With regard to the duration of the order of protection, we disagree with defendant's assertion that eight years was not permitted under the Criminal Procedure Law at the time he was sentenced (see CPL former 530.13[4][A][i]; L. 2013, ch. 55, part E., § 19; L. 2011, ch. 9, § 3). To the extent that defendant seeks a correction of the expiration date of the order of protection to factor in his jail time credit (see Penal Law § 70.30[3] ), this claim was not preserved due to his failure to request this relief at sentencing, despite an opportunity to do so and an awareness that he had been in jail prior to sentencing and would be entitled to receive jail time credit (see People v.

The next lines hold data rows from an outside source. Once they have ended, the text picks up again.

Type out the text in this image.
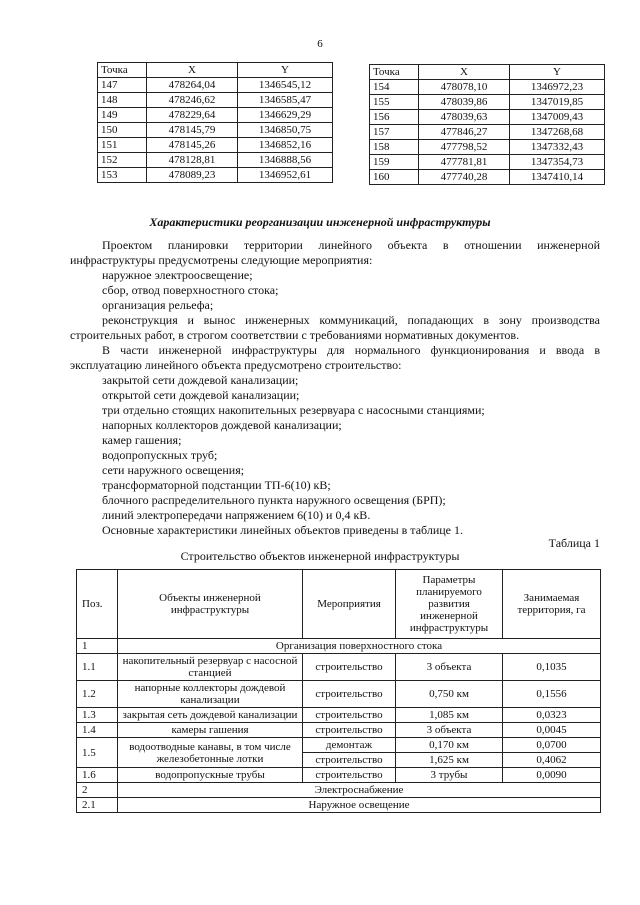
6
Точка	X	Y
147	478264,04	1346545,12
148	478246,62	1346585,47
149	478229,64	1346629,29
150	478145,79	1346850,75
151	478145,26	1346852,16
152	478128,81	1346888,56
153	478089,23	1346952,61
Точка	X	Y
154	478078,10	1346972,23
155	478039,86	1347019,85
156	478039,63	1347009,43
157	477846,27	1347268,68
158	477798,52	1347332,43
159	477781,81	1347354,73
160	477740,28	1347410,14
Характеристики реорганизации инженерной инфраструктуры

Проектом планировки территории линейного объекта в отношении инженерной инфраструктуры предусмотрены следующие мероприятия:

наружное электроосвещение;

сбор, отвод поверхностного стока;

организация рельефа;

реконструкция и вынос инженерных коммуникаций, попадающих в зону производства строительных работ, в строгом соответствии с требованиями нормативных документов.

В части инженерной инфраструктуры для нормального функционирования и ввода в эксплуатацию линейного объекта предусмотрено строительство:

закрытой сети дождевой канализации;

открытой сети дождевой канализации;

три отдельно стоящих накопительных резервуара с насосными станциями;

напорных коллекторов дождевой канализации;

камер гашения;

водопропускных труб;

сети наружного освещения;

трансформаторной подстанции ТП-6(10) кВ;

блочного распределительного пункта наружного освещения (БРП);

линий электропередачи напряжением 6(10) и 0,4 кВ.

Основные характеристики линейных объектов приведены в таблице 1.

Таблица 1
Строительство объектов инженерной инфраструктуры
Поз.	Объекты инженерной инфраструктуры	Мероприятия	Параметры планируемого развития инженерной инфраструктуры	Занимаемая территория, га
1	Организация поверхностного стока			
1.1	накопительный резервуар с насосной станцией	строительство	3 объекта	0,1035
1.2	напорные коллекторы дождевой канализации	строительство	0,750 км	0,1556
1.3	закрытая сеть дождевой канализации	строительство	1,085 км	0,0323
1.4	камеры гашения	строительство	3 объекта	0,0045
1.5	водоотводные канавы, в том числе железобетонные лотки	демонтаж	0,170 км	0,0700
		строительство	1,625 км	0,4062
1.6	водопропускные трубы	строительство	3 трубы	0,0090
2	Электроснабжение			
2.1	Наружное освещение			
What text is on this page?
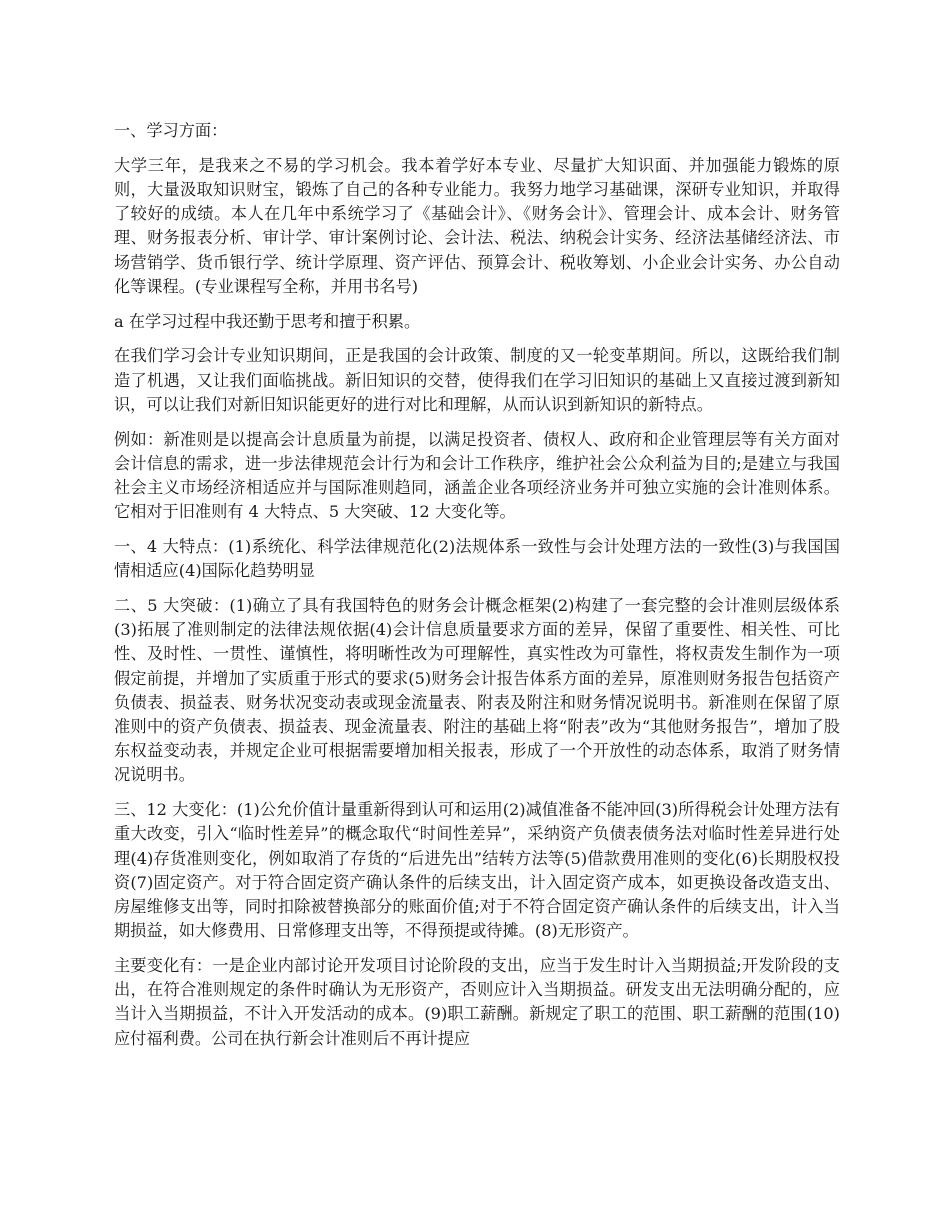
一、学习方面：

大学三年，是我来之不易的学习机会。我本着学好本专业、尽量扩大知识面、并加强能力锻炼的原则，大量汲取知识财宝，锻炼了自己的各种专业能力。我努力地学习基础课，深研专业知识，并取得了较好的成绩。本人在几年中系统学习了《基础会计》、《财务会计》、管理会计、成本会计、财务管理、财务报表分析、审计学、审计案例讨论、会计法、税法、纳税会计实务、经济法基储经济法、市场营销学、货币银行学、统计学原理、资产评估、预算会计、税收筹划、小企业会计实务、办公自动化等课程。(专业课程写全称，并用书名号)

a 在学习过程中我还勤于思考和擅于积累。

在我们学习会计专业知识期间，正是我国的会计政策、制度的又一轮变革期间。所以，这既给我们制造了机遇，又让我们面临挑战。新旧知识的交替，使得我们在学习旧知识的基础上又直接过渡到新知识，可以让我们对新旧知识能更好的进行对比和理解，从而认识到新知识的新特点。

例如：新准则是以提高会计息质量为前提，以满足投资者、债权人、政府和企业管理层等有关方面对会计信息的需求，进一步法律规范会计行为和会计工作秩序，维护社会公众利益为目的;是建立与我国社会主义市场经济相适应并与国际准则趋同，涵盖企业各项经济业务并可独立实施的会计准则体系。它相对于旧准则有 4 大特点、5 大突破、12 大变化等。

一、4 大特点：(1)系统化、科学法律规范化(2)法规体系一致性与会计处理方法的一致性(3)与我国国情相适应(4)国际化趋势明显

二、5 大突破：(1)确立了具有我国特色的财务会计概念框架(2)构建了一套完整的会计准则层级体系(3)拓展了准则制定的法律法规依据(4)会计信息质量要求方面的差异，保留了重要性、相关性、可比性、及时性、一贯性、谨慎性，将明晰性改为可理解性，真实性改为可靠性，将权责发生制作为一项假定前提，并增加了实质重于形式的要求(5)财务会计报告体系方面的差异，原准则财务报告包括资产负债表、损益表、财务状况变动表或现金流量表、附表及附注和财务情况说明书。新准则在保留了原准则中的资产负债表、损益表、现金流量表、附注的基础上将“附表”改为“其他财务报告”，增加了股东权益变动表，并规定企业可根据需要增加相关报表，形成了一个开放性的动态体系，取消了财务情况说明书。

三、12 大变化：(1)公允价值计量重新得到认可和运用(2)减值准备不能冲回(3)所得税会计处理方法有重大改变，引入“临时性差异”的概念取代“时间性差异”，采纳资产负债表债务法对临时性差异进行处理(4)存货准则变化，例如取消了存货的“后进先出”结转方法等(5)借款费用准则的变化(6)长期股权投资(7)固定资产。对于符合固定资产确认条件的后续支出，计入固定资产成本，如更换设备改造支出、房屋维修支出等，同时扣除被替换部分的账面价值;对于不符合固定资产确认条件的后续支出，计入当期损益，如大修费用、日常修理支出等，不得预提或待摊。(8)无形资产。

主要变化有：一是企业内部讨论开发项目讨论阶段的支出，应当于发生时计入当期损益;开发阶段的支出，在符合准则规定的条件时确认为无形资产，否则应计入当期损益。研发支出无法明确分配的，应当计入当期损益，不计入开发活动的成本。(9)职工薪酬。新规定了职工的范围、职工薪酬的范围(10)应付福利费。公司在执行新会计准则后不再计提应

Belile, 137 A.D.3d at 1462, 27 N.Y.S.3d 738 ; People v. Gardner, 129 A.D.3d 1386, 1387–1388, 12 N.Y.S.3d 353 [2015] ). Given the failure to raise this issue in County Court, a record was not made of the precise jail time credit to which defendant is entitled (see People v. Gardner, 129 A.D.3d at 1388, 12 N.Y.S.3d 353 ) and, as defendant may address this issue before County Court, we decline to exercise our interest of justice jurisdiction to modify the order in this regard (see CPL 470.15[6][a] ; People v. Belile, 137 A.D.3d at 1462, 27 N.Y.S.3d 738 ).
ORDERED that the judgment is affirmed.
PETERS, P.J., McCARTHY, GARRY, EGAN JR. and LYNCH, JJ., concur.